What insurance companies are in the area?

Granted, this one could take some time, but it is definitely worth the effort. During your research, find out which insurance companies are prominent in the area and whether or not small, local insurance companies have a critical presence. Not only could the landscape be different from your current location, the prevalence of funding sources can vary in different locations throughout a single state. Some neighborhoods may be dominated by insurance coverage, while others may have a large number of children covered by Medicaid. Some states are dominated by a single large insurance carrier, and some cities have a large population of TRICARE beneficiaries. Any plans you can make based on this information will certainly give you a boost in connecting with clients.

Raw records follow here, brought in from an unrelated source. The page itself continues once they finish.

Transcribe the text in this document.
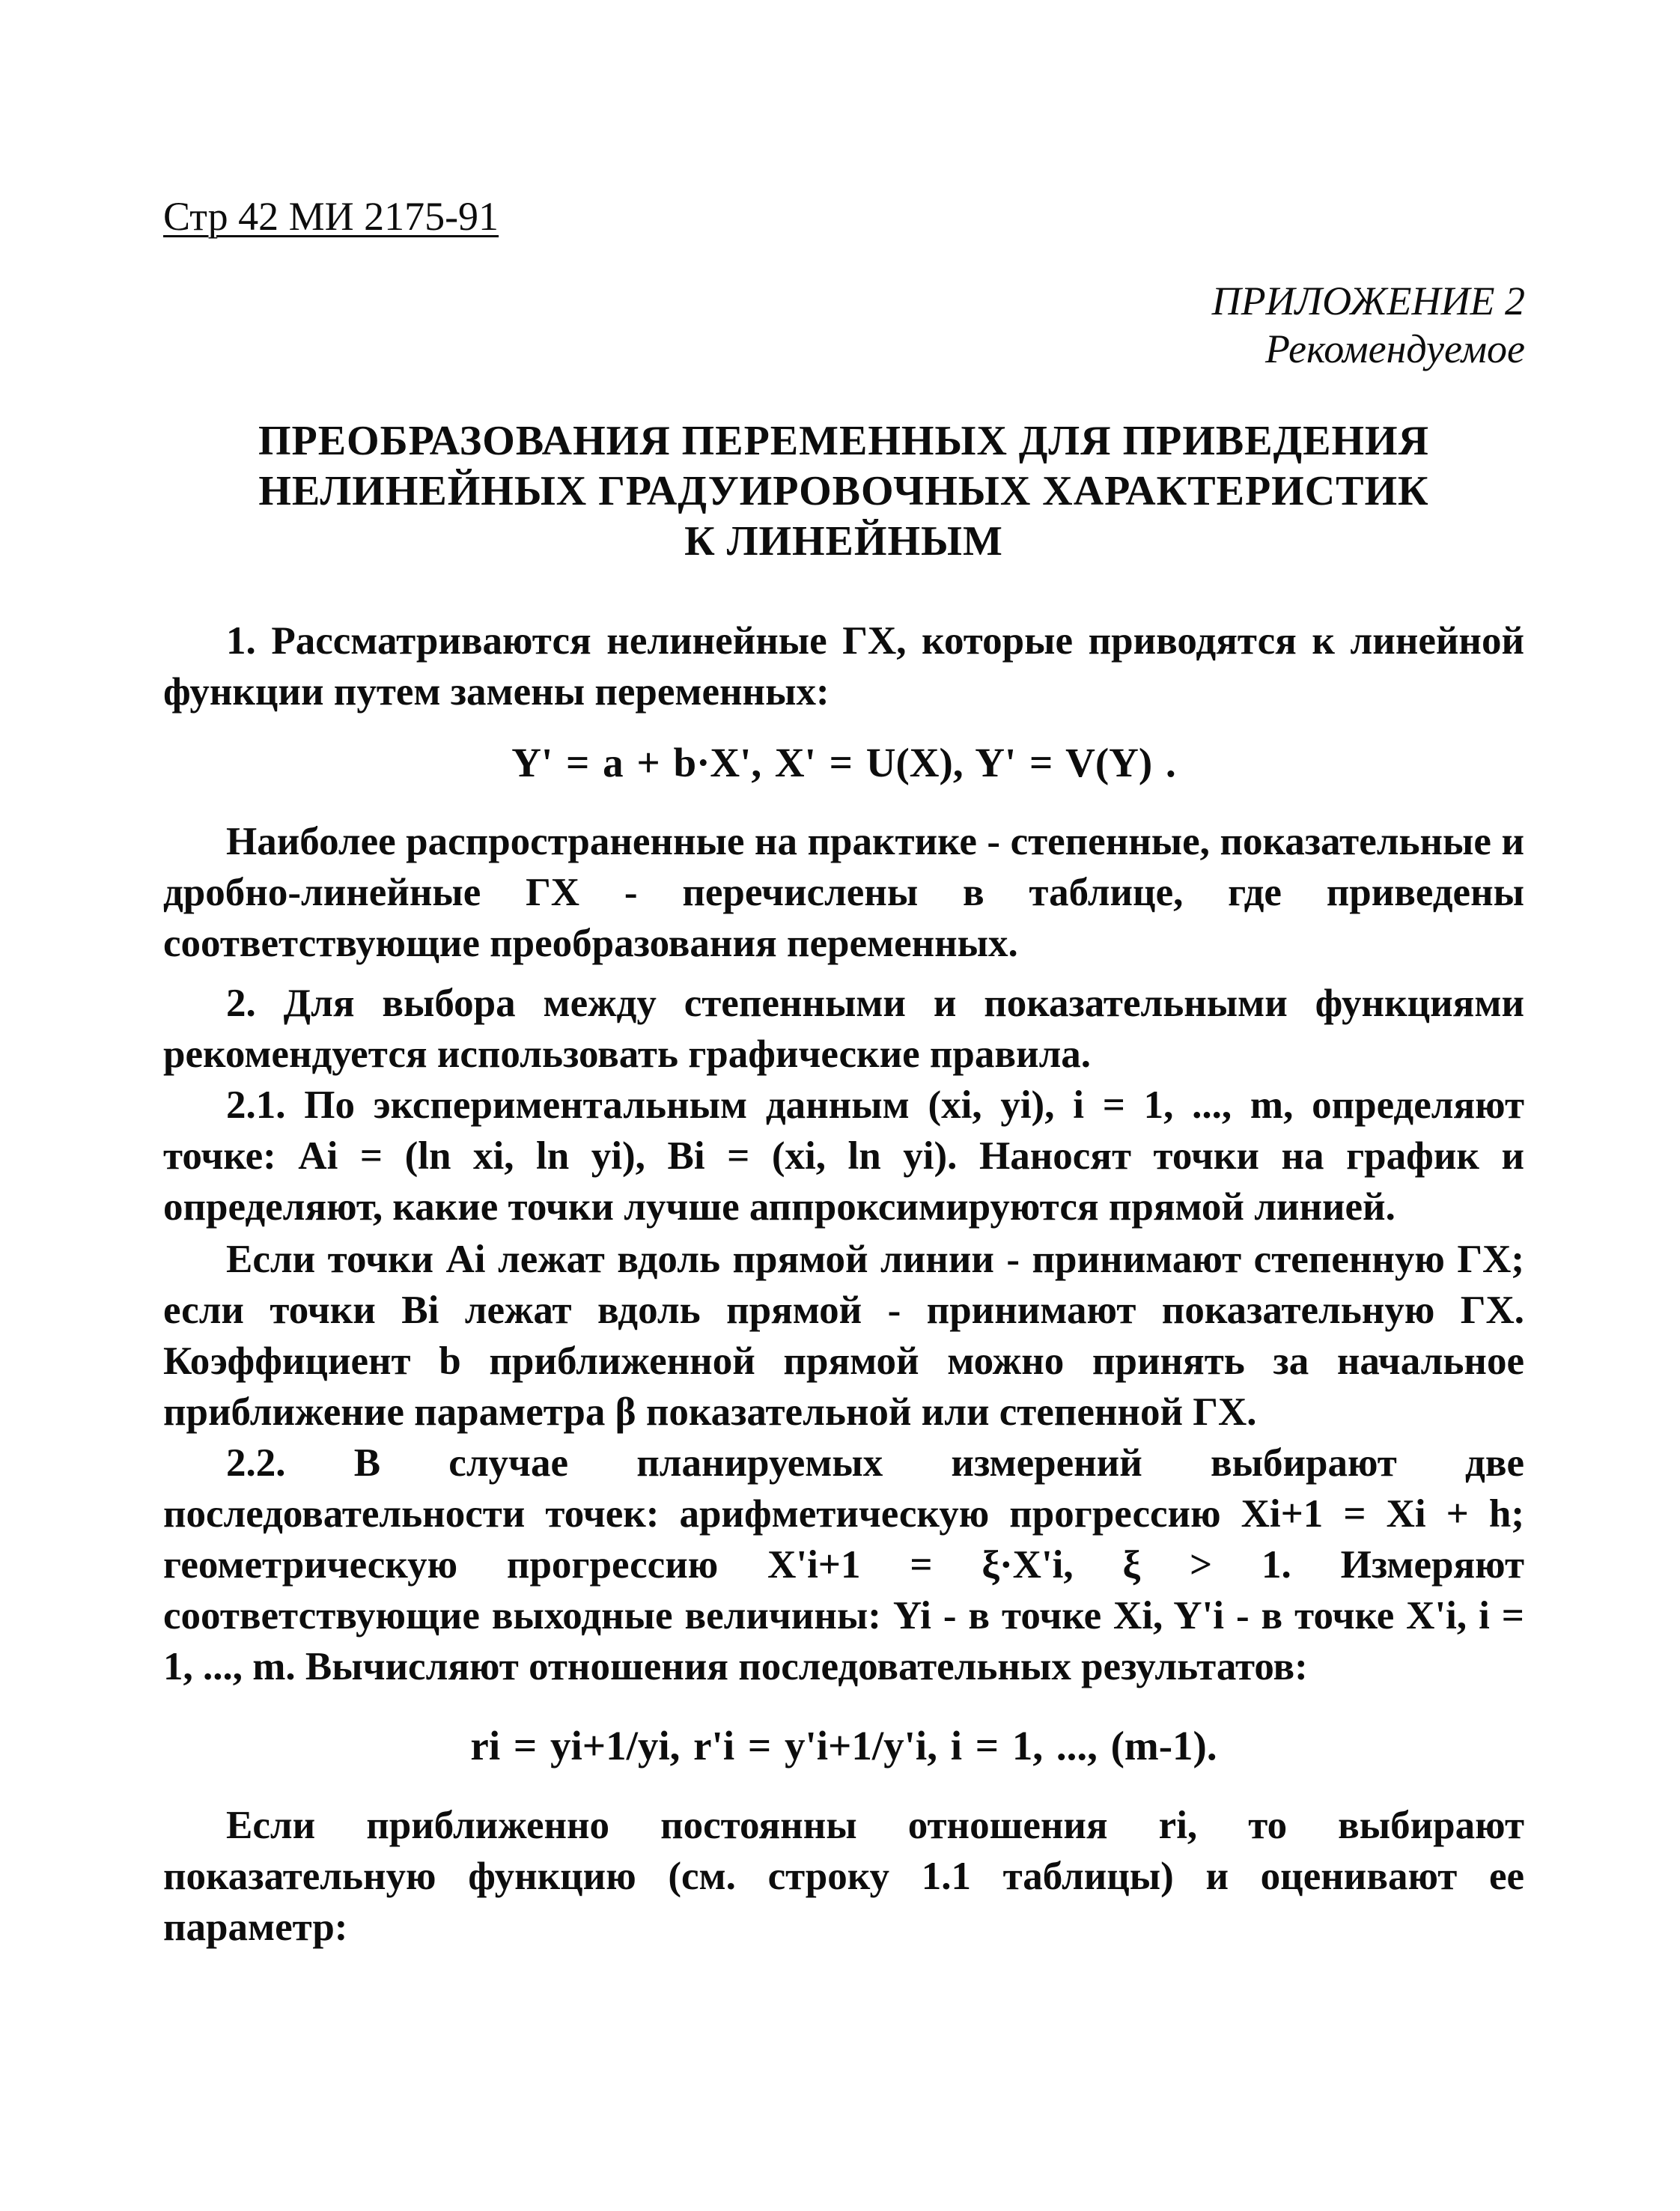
Стр 42 МИ 2175-91
ПРИЛОЖЕНИЕ 2
Рекомендуемое
ПРЕОБРАЗОВАНИЯ ПЕРЕМЕННЫХ ДЛЯ ПРИВЕДЕНИЯ
НЕЛИНЕЙНЫХ ГРАДУИРОВОЧНЫХ ХАРАКТЕРИСТИК
К ЛИНЕЙНЫМ

1. Рассматриваются нелинейные ГХ, которые приводятся к линейной функции путем замены переменных:

Y' = a + b·X', X' = U(X), Y' = V(Y) .

Наиболее распространенные на практике - степенные, показательные и дробно-линейные ГХ - перечислены в таблице, где приведены соответствующие преобразования переменных.

2. Для выбора между степенными и показательными функциями рекомендуется использовать графические правила.

2.1. По экспериментальным данным (xi, yi), i = 1, ..., m, определяют точке: Ai = (ln xi, ln yi), Bi = (xi, ln yi). Наносят точки на график и определяют, какие точки лучше аппроксимируются прямой линией.

Если точки Ai лежат вдоль прямой линии - принимают степенную ГХ; если точки Bi лежат вдоль прямой - принимают показательную ГХ. Коэффициент b приближенной прямой можно принять за начальное приближение параметра β показательной или степенной ГХ.

2.2. В случае планируемых измерений выбирают две последовательности точек: арифметическую прогрессию Xi+1 = Xi + h; геометрическую прогрессию X'i+1 = ξ·X'i, ξ > 1. Измеряют соответствующие выходные величины: Yi - в точке Xi, Y'i - в точке X'i, i = 1, ..., m. Вычисляют отношения последовательных результатов:

ri = yi+1/yi, r'i = y'i+1/y'i, i = 1, ..., (m-1).

Если приближенно постоянны отношения ri, то выбирают показательную функцию (см. строку 1.1 таблицы) и оценивают ее параметр:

Is Medicaid effectively covering behavioral therapy?

I suggest to providers that Medicaid, especially in a state with which you are unfamiliar, be approached cautiously. I have seen providers already established in states that launch Medicaid coverage run into countless barriers. If a state has recently announced that Medicaid will cover behavioral therapy but has yet to navigate BCBAs through the enrollment system, you should tap into advocacy groups in order to see how things are progressing. An important note is that groups providing services such as speech, occupational therapy, and psychiatry in addition to behavioral therapy, may have become Medicaid providers before the addition of behavioral therapy as a benefit. I have seen ABA providers rush to a location or hire new staff to serve Medicaid members without being able to enroll. Everyone in the community (parents, advocates, and providers) needs to work together to get the process moving to get services to children. While you wait for the Medicaid process to settle down, be sure you have other funding sources or services that can sustain your new location!

Other Tips:

  • Look at major metropolitan areas. Large populations will help you build a client base and get your foot in the door, especially in a new state. From there, you can launch services in more rural locations if the need exists.
  • Have conservative timelines, do as much preparation as possible before opening your doors. Plan financially for a new location to be unprofitable for up to six months while you get in network with insurance, onboard staff, and grow a client base. Remember, if you are accepting insurance, it can take another 6-8 weeks from your first client session to see payment from the insurance company.
  • Do some networking—this is the fun part! To get your Continuing Education Units (CEUs), go to an ABA Therapy conference in the new state you are considering. You could attend the national APBA conference or go to the Autism Law Summit hosted by Autism Speaks each year. Both of these conferences have a lot of good information on practicing in the industry and navigating the business side of your specialty. You can talk to other providers to get the lay of the land and to understand any difficulties or barriers being experienced by BCBAs and ABA clinics in different locations. The expertise you can tap into from others who have been on the ground will be the most accurate and up to date information available. In my experience people in the field are incredibly collaborative and helpful! If we all continue to help each other, the availability of services will keep growing for families and children in need.

While demand and growth for your services can be exciting, be sure you have a solid business plan and good financial landscape before expanding. If you can plan your growth using a sustainable model, then you will be able to provide more services to children, more jobs for therapists, and more success for ABA!